Randii Wesson, Jet Propulsion Laboratory, NASA / California Institute of Technology, on 18 July 2002

JPL (the Jet Propulsion Laboratory), launched its first spacecraft, Explorer 1, on 31 January 1958 from Caltech campus.. It carried one instrument, a Geiger counter that was provided by James Van Allen and discovered the Van Allen radiation belt. Now it has a budget of $1.4 bn. p.a., 5,200 employees and a site covering 177 acres in the mountains.

Mr Wesson was project scientist for the Giotto mission to Halley's comet and is now involved in the future missions planned to explore the solar system and the Origins Programme, which tries to answer the two questions: where do we come from? - how did life begin on Earth; and are we alone in the Universe?

The exploration of the solar system began with surveys of the Earth that photographed and measured a wide variety of the changes in the atmosphere, the oceans and on the land surface. These provide explanations for and enable predictions of the future course of climatic, environmental and man-made occurrences, such as hurricanes, El Nino and forest fires.

This exploration has extended since the 1962 Mariner programme to the other planets and to comets and asteroids. One of the earlier programmes, the Voyager 1 & 2 spacecraft, launched in 1977, gave us the first pictures of Jupiter, Saturn and Uranus and are still sending information during their voyages into the depths of space at 1 million miles per day. Communication with them by the Deep Space Network of three large dishes at Aricebo, Madrid and Canberra requires the reception of a signal of one billionth of one billionth of a watt, since the Voyager transmits only 23 watts - and data is still being obtained.

The future programmes for the next 10 years include: two Mars landers in January 2004; the Cassini mission to Saturn and Titan in 2004 and 05; the Space Interferometry Mission in 2010, and the Terrestrial Planet Finder Mission in 2012. During this period existing spacecraft will continue to provide data: the Deep Space satellite with its very successful ion-drive engine has just completed its programme; Stardust will collect and return a sample of dust from a comet tail; Genesis will measure and sample the solar wind; Deep Impact will crash into the head of a comet and return a sample; the Space Infra-Red Telescope will be launched, and Earth surveys will continue.

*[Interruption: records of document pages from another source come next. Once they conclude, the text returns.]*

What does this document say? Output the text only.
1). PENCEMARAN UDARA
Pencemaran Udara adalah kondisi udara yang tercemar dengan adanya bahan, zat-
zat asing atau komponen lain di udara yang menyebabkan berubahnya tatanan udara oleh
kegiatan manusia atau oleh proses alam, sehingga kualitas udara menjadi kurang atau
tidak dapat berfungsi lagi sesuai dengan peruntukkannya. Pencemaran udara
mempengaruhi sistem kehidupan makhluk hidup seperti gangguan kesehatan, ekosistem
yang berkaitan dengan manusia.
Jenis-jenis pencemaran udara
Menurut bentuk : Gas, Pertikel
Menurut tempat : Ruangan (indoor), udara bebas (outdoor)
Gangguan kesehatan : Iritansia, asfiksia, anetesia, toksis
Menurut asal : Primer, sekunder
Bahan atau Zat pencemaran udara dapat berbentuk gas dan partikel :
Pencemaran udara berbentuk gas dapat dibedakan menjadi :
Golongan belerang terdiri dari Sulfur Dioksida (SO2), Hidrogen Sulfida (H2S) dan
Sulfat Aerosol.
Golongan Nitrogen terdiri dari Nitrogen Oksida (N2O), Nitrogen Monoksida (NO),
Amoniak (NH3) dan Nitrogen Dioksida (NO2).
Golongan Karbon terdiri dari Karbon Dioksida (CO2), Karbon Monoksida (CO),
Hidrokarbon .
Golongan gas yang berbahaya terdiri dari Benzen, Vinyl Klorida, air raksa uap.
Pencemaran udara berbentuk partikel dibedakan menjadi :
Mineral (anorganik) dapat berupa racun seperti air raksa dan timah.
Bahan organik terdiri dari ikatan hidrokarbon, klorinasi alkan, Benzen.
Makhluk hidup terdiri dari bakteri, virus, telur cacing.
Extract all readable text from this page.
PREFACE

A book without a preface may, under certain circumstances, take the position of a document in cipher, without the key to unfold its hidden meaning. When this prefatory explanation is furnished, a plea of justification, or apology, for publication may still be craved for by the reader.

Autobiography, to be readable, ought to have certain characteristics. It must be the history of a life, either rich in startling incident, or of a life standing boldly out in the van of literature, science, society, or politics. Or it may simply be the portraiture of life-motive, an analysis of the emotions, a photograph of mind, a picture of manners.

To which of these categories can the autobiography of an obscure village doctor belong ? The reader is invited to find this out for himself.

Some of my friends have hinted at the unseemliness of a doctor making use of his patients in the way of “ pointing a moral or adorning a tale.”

Why spend all this money? - to improve our lives; to understand the planets; to learn more about our Universe. We may need to colonise another planet if we wreck this one, but we may be able to prevent ourselves wrecking this one. There may be more advanced civilisations `out there' who could help us.


Three interesting points were made:

Although Voyager is travelling at 1M miles per day it will take hundreds of years to reach another star; if we want to visit a planet around another star we should plan a voyage of 25 years duration and that requires a speed up to trillions of miles a day, accelerating for the first half of the voyage, decelerating for the second half.

Control of distant spacecraft from the Earth will not be possible because of the time it takes for radio signals to reach them. The craft will have to have autonomous on-board control covering every imaginable eventuality.

When the Mars landers get there in 2004, the control team will have 90 days before the batteries of the landers expire (no nuclear power generators are allowed on Mars). But the day on Mars is approx 24¼ hours so the controllers on Earth will have to start their shifts half an hour later each day!